Tineidae
Slowly Drown In Static
Billegal Beats
The various ambient, IDM, and technoid producers we for years associated with the late Tympanik Audio label are for the most part still active, though it’s perhaps been trickier to locate their newer works. That’s not the case with Ukrainian producer Pavlo Storonsky’s Tineidae project, which has been wholly off the radar since 2014. Five years on, he’s released Slowly Drown In Static, a brief but focused LP which shows that that time off has had an effect on Tineidae’s direction.
The glitch and bass of 2014’s Shadows is nowhere to be found, and Slowly Drown In Static‘s more direct melodic strategy is quite different from 2012 debut Lights. That said, the record isn’t an entire about-face. Storonsky’s talents for sound design and grandiose arrangements are still present, though Slowly Drown In Static presents them in a dark and cinematic cast. The cold and spacey “Four Suns” feels like a conscious reworking of existing Tineidae ideas, pressed into the service of a 2001-like journey into the darker recesses of the universe and/or soul.
The bombastic soundtrack ambitions of “Sail To The Ashen City” certainly weren’t beyond Storonsky’s technical skills previous to this release, but they require a willingness to put a bold and simple theme at the forefront, ahead of the perhaps more involved background arrangements. He’s perhaps taken the right lesson from John Carpenter – a big, detuned analog synth lead can evoke massive senses of space and dread regardless of simplicity – but hasn’t forsaken the IDM background which keeps Slowly Drown from losing its sense of identity.

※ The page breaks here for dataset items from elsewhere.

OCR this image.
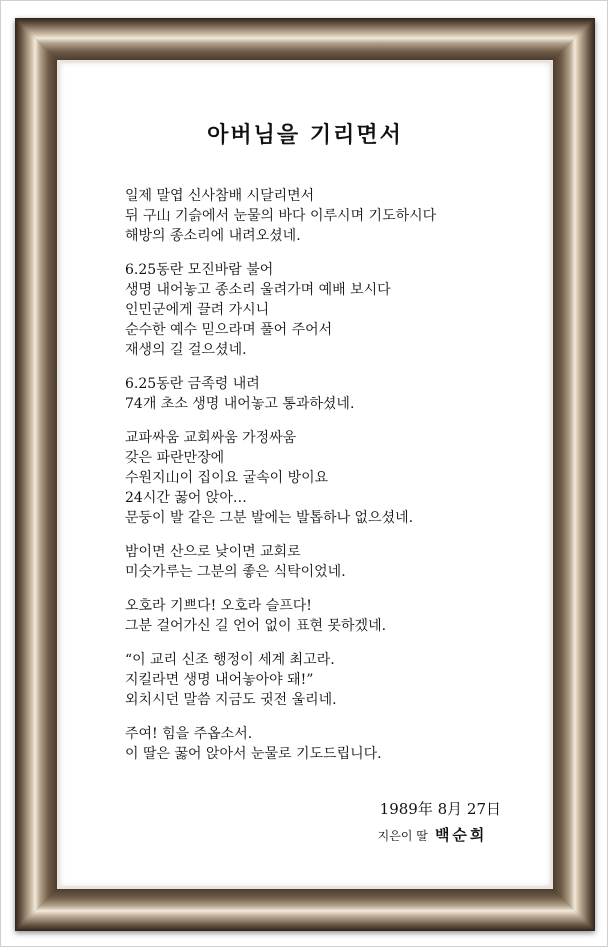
아버님을 기리면서
일제 말엽 신사참배 시달리면서
뒤 구山 기슭에서 눈물의 바다 이루시며 기도하시다
해방의 종소리에 내려오셨네.
6.25동란 모진바람 불어
생명 내어놓고 종소리 울려가며 예배 보시다
인민군에게 끌려 가시니
순수한 예수 믿으라며 풀어 주어서
재생의 길 걸으셨네.
6.25동란 금족령 내려
74개 초소 생명 내어놓고 통과하셨네.
교파싸움 교회싸움 가정싸움
갖은 파란만장에
수원지山이 집이요 굴속이 방이요
24시간 꿇어 앉아…
문둥이 발 같은 그분 발에는 발톱하나 없으셨네.
밤이면 산으로 낮이면 교회로
미숫가루는 그분의 좋은 식탁이었네.
오호라 기쁘다! 오호라 슬프다!
그분 걸어가신 길 언어 없이 표현 못하겠네.
“이 교리 신조 행정이 세계 최고라.
지킬라면 생명 내어놓아야 돼!”
외치시던 말씀 지금도 귓전 울리네.
주여! 힘을 주옵소서.
이 딸은 꿇어 앉아서 눈물로 기도드립니다.
1989年 8月 27日
지은이 딸 백순희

Even in slower, more ambient moments like the sparse “Palace Of The Hollow”, the clicks and whispers which lie beneath a distant, mournful piano seem calculated, never incidental or only there for mood.
The record’s short run-time (eight tracks just scraping the thirty minute marker) makes for a pleasant change of pace, and ensures that its bolder synth leads never have to repeat or noodle off into mundanity, nor do its exercises in pure, ambient sound design ever lope into drone for its own sake. Storonsky’s vision of what Tineidae constitutes may have undergone some significant changes in the past half decade off, but the results should pay dividends to listeners new and old alike.